Ainsi, le jugement rendu le 05 mars 2025 ne peut pas être exécuté tant que la décision de la commission de surendettement est en cours. Qui plus est, ce jugement ayant fixé la dette au à l’égard de la SA YOUNITED à un montant inférieur à celui retenu par la commission de surendettement, il appartient à Mme [F] [E] d’en donner connaissance à ladite commission, afin qu’elle puisse rectifier le montant des sommes qui étaint effectivement dues.
Dès lors, il convient de rejeter la demande tendant à la rétractation du jugement du 05 mars 2025.
3. Sur les demandes accessoires
En application de l’article 696 du code de procédure civile, Mme [F] [E], partie perdante, sera condamné aux dépens.
Enfin, selon l’article 514 du code de procédure civile, les décisions de première instance sont de droit exécutoires à titre provisoire à moins que la loi ou la décision rendue n’en dispose autrement. Toutefois, selon l’article 514-1 du même code, le juge peut écarter l’exécution provisoire de droit, en tout ou partie, s’il estime qu’elle est incompatible avec la nature de l’affaire. Il statue, d’office ou à la demande d’une partie, par décision spécialement motivée.

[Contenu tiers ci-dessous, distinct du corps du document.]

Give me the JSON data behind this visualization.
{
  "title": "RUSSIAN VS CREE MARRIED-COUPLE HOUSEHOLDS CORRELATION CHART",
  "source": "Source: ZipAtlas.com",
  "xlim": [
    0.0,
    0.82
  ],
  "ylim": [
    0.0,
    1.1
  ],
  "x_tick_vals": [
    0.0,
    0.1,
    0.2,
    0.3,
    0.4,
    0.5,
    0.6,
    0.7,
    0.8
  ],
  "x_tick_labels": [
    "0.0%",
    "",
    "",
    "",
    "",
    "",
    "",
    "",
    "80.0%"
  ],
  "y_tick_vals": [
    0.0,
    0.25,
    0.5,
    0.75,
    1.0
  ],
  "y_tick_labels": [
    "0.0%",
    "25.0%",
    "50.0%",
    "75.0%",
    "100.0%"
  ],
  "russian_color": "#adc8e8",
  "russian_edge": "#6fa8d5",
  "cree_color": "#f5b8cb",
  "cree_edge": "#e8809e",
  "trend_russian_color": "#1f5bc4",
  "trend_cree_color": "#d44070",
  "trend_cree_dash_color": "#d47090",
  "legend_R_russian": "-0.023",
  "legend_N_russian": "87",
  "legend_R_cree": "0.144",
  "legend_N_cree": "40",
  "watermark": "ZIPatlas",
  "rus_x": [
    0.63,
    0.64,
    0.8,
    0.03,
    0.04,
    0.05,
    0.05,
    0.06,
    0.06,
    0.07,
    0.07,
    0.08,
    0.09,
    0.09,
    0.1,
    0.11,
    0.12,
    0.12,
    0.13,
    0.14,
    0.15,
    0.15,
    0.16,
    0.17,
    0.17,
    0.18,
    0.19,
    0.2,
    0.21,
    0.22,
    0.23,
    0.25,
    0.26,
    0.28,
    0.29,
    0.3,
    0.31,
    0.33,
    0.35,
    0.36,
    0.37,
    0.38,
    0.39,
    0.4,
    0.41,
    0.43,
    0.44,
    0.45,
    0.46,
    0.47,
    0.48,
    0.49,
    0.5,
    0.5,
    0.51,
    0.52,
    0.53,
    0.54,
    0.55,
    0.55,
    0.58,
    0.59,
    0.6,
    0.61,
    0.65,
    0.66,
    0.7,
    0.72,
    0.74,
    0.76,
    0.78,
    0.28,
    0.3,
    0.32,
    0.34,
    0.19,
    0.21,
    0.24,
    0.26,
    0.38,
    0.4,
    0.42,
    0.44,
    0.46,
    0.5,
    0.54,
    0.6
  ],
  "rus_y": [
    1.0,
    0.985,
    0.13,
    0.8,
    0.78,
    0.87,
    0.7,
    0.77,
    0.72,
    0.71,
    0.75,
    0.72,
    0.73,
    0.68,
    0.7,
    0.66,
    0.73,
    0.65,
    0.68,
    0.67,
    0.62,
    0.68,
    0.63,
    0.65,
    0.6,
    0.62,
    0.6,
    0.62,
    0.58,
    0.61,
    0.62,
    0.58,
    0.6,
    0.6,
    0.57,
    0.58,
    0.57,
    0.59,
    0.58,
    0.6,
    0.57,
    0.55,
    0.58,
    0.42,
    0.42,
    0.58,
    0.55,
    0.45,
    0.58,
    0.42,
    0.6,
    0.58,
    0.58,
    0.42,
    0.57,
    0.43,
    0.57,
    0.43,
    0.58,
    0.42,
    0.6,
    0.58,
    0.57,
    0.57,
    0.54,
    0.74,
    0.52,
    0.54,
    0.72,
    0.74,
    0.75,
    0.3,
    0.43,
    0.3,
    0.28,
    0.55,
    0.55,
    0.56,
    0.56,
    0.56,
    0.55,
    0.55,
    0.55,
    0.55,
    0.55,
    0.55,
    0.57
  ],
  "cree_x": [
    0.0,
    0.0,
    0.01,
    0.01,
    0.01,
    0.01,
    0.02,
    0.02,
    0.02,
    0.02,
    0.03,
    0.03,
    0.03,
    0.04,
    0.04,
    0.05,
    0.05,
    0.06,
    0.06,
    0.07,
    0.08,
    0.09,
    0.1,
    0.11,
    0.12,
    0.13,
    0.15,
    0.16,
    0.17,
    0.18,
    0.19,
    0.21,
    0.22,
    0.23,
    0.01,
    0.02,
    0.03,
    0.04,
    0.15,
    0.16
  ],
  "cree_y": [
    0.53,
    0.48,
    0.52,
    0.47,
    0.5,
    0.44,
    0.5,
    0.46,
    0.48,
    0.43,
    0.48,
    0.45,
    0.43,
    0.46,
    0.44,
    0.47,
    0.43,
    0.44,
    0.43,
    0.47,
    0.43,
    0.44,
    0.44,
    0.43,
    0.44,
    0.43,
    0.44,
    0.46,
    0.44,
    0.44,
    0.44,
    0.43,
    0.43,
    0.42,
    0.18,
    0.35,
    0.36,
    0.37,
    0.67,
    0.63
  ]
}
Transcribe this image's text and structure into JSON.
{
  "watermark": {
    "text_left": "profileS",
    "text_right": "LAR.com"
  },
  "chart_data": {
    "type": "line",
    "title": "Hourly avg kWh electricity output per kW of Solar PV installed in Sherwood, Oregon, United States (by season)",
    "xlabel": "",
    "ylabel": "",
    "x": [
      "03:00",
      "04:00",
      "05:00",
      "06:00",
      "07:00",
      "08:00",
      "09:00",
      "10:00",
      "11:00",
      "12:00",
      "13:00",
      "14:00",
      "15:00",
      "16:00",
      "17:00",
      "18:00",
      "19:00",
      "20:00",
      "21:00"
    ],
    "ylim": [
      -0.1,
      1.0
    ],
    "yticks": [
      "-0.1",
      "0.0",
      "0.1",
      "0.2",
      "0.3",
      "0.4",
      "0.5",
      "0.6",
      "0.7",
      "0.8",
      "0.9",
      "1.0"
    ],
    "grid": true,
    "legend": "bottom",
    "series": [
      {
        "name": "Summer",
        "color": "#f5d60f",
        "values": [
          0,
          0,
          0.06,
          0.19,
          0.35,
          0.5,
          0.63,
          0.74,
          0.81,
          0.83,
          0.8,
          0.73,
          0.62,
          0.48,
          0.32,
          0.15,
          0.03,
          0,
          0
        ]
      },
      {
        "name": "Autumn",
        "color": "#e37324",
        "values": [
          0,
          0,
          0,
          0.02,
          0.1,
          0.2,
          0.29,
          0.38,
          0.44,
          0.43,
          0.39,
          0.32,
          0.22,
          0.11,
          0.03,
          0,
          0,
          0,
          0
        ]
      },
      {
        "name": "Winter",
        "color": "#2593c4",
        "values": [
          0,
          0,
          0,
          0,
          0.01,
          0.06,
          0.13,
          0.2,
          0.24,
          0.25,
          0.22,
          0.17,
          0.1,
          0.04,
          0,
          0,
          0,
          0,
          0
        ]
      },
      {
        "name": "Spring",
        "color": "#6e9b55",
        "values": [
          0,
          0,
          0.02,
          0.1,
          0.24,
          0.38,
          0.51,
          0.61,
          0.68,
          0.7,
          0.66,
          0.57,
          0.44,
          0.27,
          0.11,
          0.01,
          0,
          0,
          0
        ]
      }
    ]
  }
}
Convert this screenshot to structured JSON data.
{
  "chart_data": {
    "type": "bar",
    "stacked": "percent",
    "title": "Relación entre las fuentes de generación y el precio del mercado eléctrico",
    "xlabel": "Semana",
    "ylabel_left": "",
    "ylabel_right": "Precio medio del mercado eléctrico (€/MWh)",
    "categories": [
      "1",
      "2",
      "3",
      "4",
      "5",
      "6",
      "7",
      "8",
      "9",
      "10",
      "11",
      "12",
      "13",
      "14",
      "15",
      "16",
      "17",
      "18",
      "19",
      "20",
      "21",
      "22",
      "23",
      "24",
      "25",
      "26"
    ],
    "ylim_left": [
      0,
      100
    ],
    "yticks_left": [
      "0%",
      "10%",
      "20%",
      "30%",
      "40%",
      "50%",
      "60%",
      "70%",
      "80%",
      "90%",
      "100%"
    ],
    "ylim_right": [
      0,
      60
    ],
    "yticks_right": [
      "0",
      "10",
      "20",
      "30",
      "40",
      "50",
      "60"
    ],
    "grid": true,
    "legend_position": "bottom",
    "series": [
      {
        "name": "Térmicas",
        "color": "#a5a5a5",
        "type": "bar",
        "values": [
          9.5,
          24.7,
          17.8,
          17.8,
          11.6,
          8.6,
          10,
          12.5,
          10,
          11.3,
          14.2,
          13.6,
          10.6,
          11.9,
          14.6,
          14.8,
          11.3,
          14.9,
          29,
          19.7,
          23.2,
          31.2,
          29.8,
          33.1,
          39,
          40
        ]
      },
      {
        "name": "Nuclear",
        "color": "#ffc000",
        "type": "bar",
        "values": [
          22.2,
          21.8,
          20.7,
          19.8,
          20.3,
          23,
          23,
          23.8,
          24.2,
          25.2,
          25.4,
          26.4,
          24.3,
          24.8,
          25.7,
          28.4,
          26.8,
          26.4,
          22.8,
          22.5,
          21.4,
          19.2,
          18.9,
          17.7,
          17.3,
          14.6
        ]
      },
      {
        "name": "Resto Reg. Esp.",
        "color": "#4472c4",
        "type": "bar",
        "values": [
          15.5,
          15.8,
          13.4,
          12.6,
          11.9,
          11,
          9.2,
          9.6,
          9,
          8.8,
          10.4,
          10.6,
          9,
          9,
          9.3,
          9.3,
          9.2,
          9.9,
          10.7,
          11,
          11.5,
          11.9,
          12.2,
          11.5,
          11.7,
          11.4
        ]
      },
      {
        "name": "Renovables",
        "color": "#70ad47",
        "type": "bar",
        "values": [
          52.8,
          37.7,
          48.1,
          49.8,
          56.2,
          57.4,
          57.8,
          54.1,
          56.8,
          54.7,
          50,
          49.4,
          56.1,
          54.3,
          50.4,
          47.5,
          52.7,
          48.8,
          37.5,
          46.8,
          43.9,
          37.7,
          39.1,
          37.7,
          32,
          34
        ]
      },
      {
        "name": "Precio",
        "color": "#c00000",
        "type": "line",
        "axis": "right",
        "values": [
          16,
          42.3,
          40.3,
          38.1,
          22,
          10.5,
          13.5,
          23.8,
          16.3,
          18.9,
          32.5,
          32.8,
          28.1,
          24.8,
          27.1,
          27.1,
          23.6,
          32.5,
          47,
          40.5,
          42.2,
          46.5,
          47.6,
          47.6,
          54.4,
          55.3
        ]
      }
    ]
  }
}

En l’espèce, l’exécution provisoire n’étant pas incompatible avec la nature de l’affaire, il n’y a pas lieu d’écarter l’exécution provisoire de droit de la présente décision.
PAR CES MOTIFS
Le juge des contentieux de la protection, statuant publiquement par mise à disposition au greffe, par jugement contradictoire à l’égard de Mme [F] [E] et la SA YOUNITED, et en dernier ressort :
DÉCLARE recevable l’opposition de Mme [F] [E] divorcée [D] au jugement du 05 mars 2025 (RG 24/05552 ; minute no 25/00219) ;
REJETTE la demande de Mme [F] [E] divorcée [D] tendant à voire rétracté ledit jugement ;
CONFIRME en conséquence ce jugement en toutes ses dispositions, à savoir :
– déclare recevable la demande formée par la SA YOUNITED au titre du prêt personnel no CFR20220111P2B9HK0 ;
– constate que les conditions de prononcé régulier de la déchéance du terme du prêt n’étaient pas réunies ;
– prononce la résiliation judiciaire dudit contrat ;
– condamne les époux [D] à payer à la SA YOUNITED la somme de 2 169,52 euros au titre du prêt, avec intérêts au taux légal à compter du 21 janvier 2022 ;
– déboute la SA YOUNITED de sa demande au titre de l’article 700 du code de procédure civile ;
– condamné in solidum les époux [D] aux dépens de l’instance ;
– déboute la SA YOUNITED du surplus de ses demandes ;
– rappelle l’exécution provisoire de ladite décision ;
RAPPELLE qu’en cas de mise en place d’une procédure de surendettement, la créance sera remboursée selon les termes et conditions fixées dans ladite procédure ;
CONDAMNE Mme [F] [E] aux dépens de l’instance en opposition ;
RAPPELLE l’exécution provisoire de droit de la présente décision.
Le présent jugement prononcé hors la présence du public, par mise à disposition au greffe le 11 février 2026, a été signé par le président et la greffière.